The pharmacist’s salary exceeded $455 per work week. There were no impermissible deductions. The salary was guaranteed or to be paid regardless of the number of hours actually worked. The court then addressed an additional regulation relating to the salary requirement. This regulation provides an exemption for employees with total annual compensation exceeding $100,000 if the employee customarily or regularly performed one or more exempt duties or responsibilities of an executive, administrative or professional employee.
The pharmacist contended the exemption was inapplicable where an otherwise exempt employee’s earnings are computed on an hourly, daily or shift basis and there is a “minimum guarantee plus extras.” Regarding extras, an employer may provide additional compensation without losing the exemption if the employment arrangement provided a guarantee of “at least the minimum weekly-required amount paid on a salary basis.” This provision permits additional compensation to be computed and paid in a straight-time hourly amount.

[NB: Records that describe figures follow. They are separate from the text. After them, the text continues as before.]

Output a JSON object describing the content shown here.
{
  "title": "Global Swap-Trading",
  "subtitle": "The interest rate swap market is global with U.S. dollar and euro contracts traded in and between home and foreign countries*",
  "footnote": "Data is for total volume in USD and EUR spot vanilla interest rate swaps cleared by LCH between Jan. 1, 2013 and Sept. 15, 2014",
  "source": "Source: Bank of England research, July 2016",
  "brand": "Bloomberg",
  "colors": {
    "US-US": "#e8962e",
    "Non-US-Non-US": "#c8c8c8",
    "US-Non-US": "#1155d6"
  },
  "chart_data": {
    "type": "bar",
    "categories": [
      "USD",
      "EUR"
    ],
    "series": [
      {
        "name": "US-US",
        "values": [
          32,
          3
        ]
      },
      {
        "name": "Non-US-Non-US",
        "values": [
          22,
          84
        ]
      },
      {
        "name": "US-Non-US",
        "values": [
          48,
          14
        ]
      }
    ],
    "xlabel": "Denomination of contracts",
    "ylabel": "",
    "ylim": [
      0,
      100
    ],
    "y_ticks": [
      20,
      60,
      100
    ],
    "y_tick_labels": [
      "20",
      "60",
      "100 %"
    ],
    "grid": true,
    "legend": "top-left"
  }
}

The pharmacist also averred a reasonable relationship did not exist between the guaranteed salary amount and the amount actually earned. He argued the relationship between the guaranteed salary and the total earnings was unreasonable because his total earnings substantially exceeded his guaranteed salary. His total earnings exceeded his guaranteed salary at a ratio of slightly less than a 2 to 1 ratio. The court rejected this argument reasoning it would vitiate the highly compensated employee exemption for those employees earning in excess of $100,000. Any reasonable relationship or ratio requirement is applicable only to employees receiving less than $100,000 annually.

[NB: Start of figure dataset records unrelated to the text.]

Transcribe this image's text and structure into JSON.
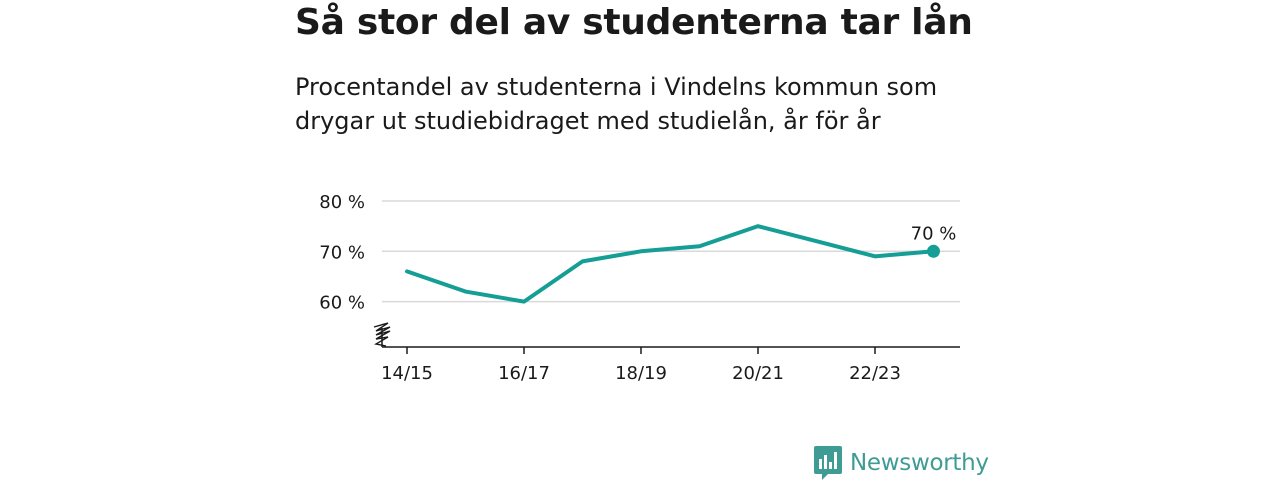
{
  "title": "Så stor del av studenterna tar lån",
  "subtitle": "Procentandel av studenterna i Vindelns kommun som drygar ut studiebidraget med studielån, år för år",
  "brand": {
    "name": "Newsworthy",
    "icon": "bar-chart-speech-bubble-icon",
    "color": "#3f9c94"
  },
  "chart_data": {
    "type": "line",
    "title": "Så stor del av studenterna tar lån",
    "subtitle": "Procentandel av studenterna i Vindelns kommun som drygar ut studiebidraget med studielån, år för år",
    "x": [
      "14/15",
      "15/16",
      "16/17",
      "17/18",
      "18/19",
      "19/20",
      "20/21",
      "21/22",
      "22/23",
      "23/24"
    ],
    "x_tick_labels": [
      "14/15",
      "16/17",
      "18/19",
      "20/21",
      "22/23"
    ],
    "series": [
      {
        "values": [
          66,
          62,
          60,
          68,
          70,
          71,
          75,
          72,
          69,
          70
        ],
        "color": "#159e95"
      }
    ],
    "ylim": [
      51,
      80
    ],
    "y_ticks": [
      60,
      70,
      80
    ],
    "y_tick_labels": [
      "60 %",
      "70 %",
      "80 %"
    ],
    "y_axis_break": true,
    "grid": true,
    "end_label": "70 %",
    "xlabel": "",
    "ylabel": ""
  }
}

The pharmacist earned in excess of $455 in guaranteed salary per week and received in excess of $100,000 annually. Whether a reasonable relationship exists between the guaranteed amount and the amount actually earned is not a consideration when the employee receives in excess of $100,000. Accordingly, the court concluded the pharmacist was an exempt employee under the FLSA and was not entitled to time-and-a-half overtime compensation.